Jennifer's Favorite Sandwich
- Provolone Cheese
- Shredded Chicken (Rotisserie)
- Tuscan Bread
- Chipotle Chili Pepper
Mash avocados into a spread in one bowl. In another bowl combine the mayonnaise and chipotle chili pepper to taste. Take bread and spread avocado on one side. Top it with the chicken, then cheese. On the other slice spread on the chipotle mayonnaise then cover with pepperoni. Combine the two slices of bread to make your sandwich then put on the Panini grill until golden brown.
Vegetarian Breakfast Panini:
YIELD: 6 panini
- 12 eggs
- 1 c sliced tomatoes
- 1 c fresh spinach (rinsed, sorted & chopped)
- Swiss cheese
- Dill bread
Whisk the eggs in a medium bowl. Add the tomatoes and spinach to the eggs. Butter the baking pan and pour the egg mixture into the baking pan. Bake until eggs are firm but not dry, about 6 minutes at 375¢ª. Set eggs aside and allow to cool for about 3 minutes. Placed cooked eggs on cutting board and cut into squares. Place the eggs on the dill bread, top with swiss cheese and place the other pice of dill bread on top. Grill for 4 minutes until golden brown.
Lightened-Up Dessert Panini for one
- One large peach
- 1/4 cup fresh blueberries
- two ounces light cream cheese, room temperature
- sprinkle of cinnamon and sugar
- Light (40 calorie) wheat bread, or one-half of a whole wheat pita bread
Spray medium-hot skillet with cooking spray. Place one slice of bread onto skillet, top with thinly sliced cream cheese, then add peaches and blueberries. Top with second slice of bread. (alternatively, stuff ingredients into the pita half, then grill on each side.)
Grill each side for about three minutes.
Decadent Dessert Panini
- 1 cup chocolate hazelnut spread
- 8 slices white bread, cut 1/2-inch thick
- 2 bananas, sliced lengthwise
- 16 marshmallows, cut in halves
- softened butter
- powdered sugar, for dusting
- Preheat the grill to medium-low.
- Heat hazelnut spread, so that it lightly coats the back of a spoon.
- Spread all slices of bread with a thin layer of hazelnut spread.
- Apply banana slices to 4 pieces of bread and marshmallows to the remaining 4 pieces.
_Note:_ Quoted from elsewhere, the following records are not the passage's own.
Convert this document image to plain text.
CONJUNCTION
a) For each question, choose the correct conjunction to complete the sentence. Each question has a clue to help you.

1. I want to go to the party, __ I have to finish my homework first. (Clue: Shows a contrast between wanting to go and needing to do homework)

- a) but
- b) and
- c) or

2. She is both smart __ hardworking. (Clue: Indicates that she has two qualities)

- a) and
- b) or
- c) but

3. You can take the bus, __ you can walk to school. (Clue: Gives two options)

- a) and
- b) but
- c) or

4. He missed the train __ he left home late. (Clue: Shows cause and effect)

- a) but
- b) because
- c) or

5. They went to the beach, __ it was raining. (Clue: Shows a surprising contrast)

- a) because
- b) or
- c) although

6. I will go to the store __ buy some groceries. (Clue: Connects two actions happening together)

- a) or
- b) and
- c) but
- Take 1 slice of bread with banana, and 1 with marshmallows and press them together, making a sandwich. Repeat.
- Apply a light layer of butter to each side of the sandwiches.
- Place each sandwich on the pre-heated grill for 2 minutes per side.
- Once cooked, cut each sandwich in half on the diagonal.
- Put sandwiches on a platter and dust with powdered sugar.